Ses challengeurs ? Pierre Gattaz, président du Groupe des fédérations industrielles (GFI), Geoffroy Roux de Bézieux, président de Virgin Mobile France, Thibault Lanxade, PDG d’Aqoba, Jean-Claude Volot, patron du groupe Dedienne, Hervé Lambel, gérant de la société de production HLDC, et – peut-être – Frédéric Saint-Geours, précité. Ils accusent la présidente de ne pas jouer collectif. « Il n’est pas correct de changer les statuts si près des élections », clament-ils. « On ne divise pas le patronat dans une période aussi troublée. »
Putsch
Le Medef risque de vivre une période successorale aussi compliquée que celle que vient de connaître son adversaire, la Confédération générale du travail (CGT) ! Son comité d’éthique a émis des réserves sur la proposition Parisot, et cinq de ses membres ont démissionné, dont son président. Mais la patronne des patrons a remporté une première manche le 18 mars. Le conseil exécutif (45 membres) a statué positivement sur une modification des statuts.
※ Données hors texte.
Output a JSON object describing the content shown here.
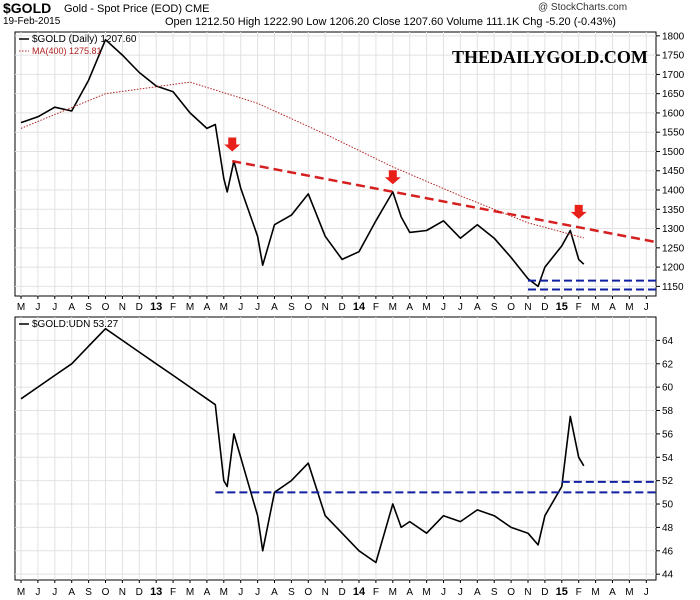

Le président du comité des statuts de l’organisation patronale, Georges Drouin, a confirmé qu’il était favorable à un changement des règles internes « applicable dès les prochaines élections », en juillet prochain.
Ces propositions doivent maintenant être validées par le comité exécutif du Medef, qui se réunira le 28 mars prochain. Ce sera le deuxième obstacle pour Laurence Parisot, qui doit obtenir la majorité des voix des 45 membres de ce comité.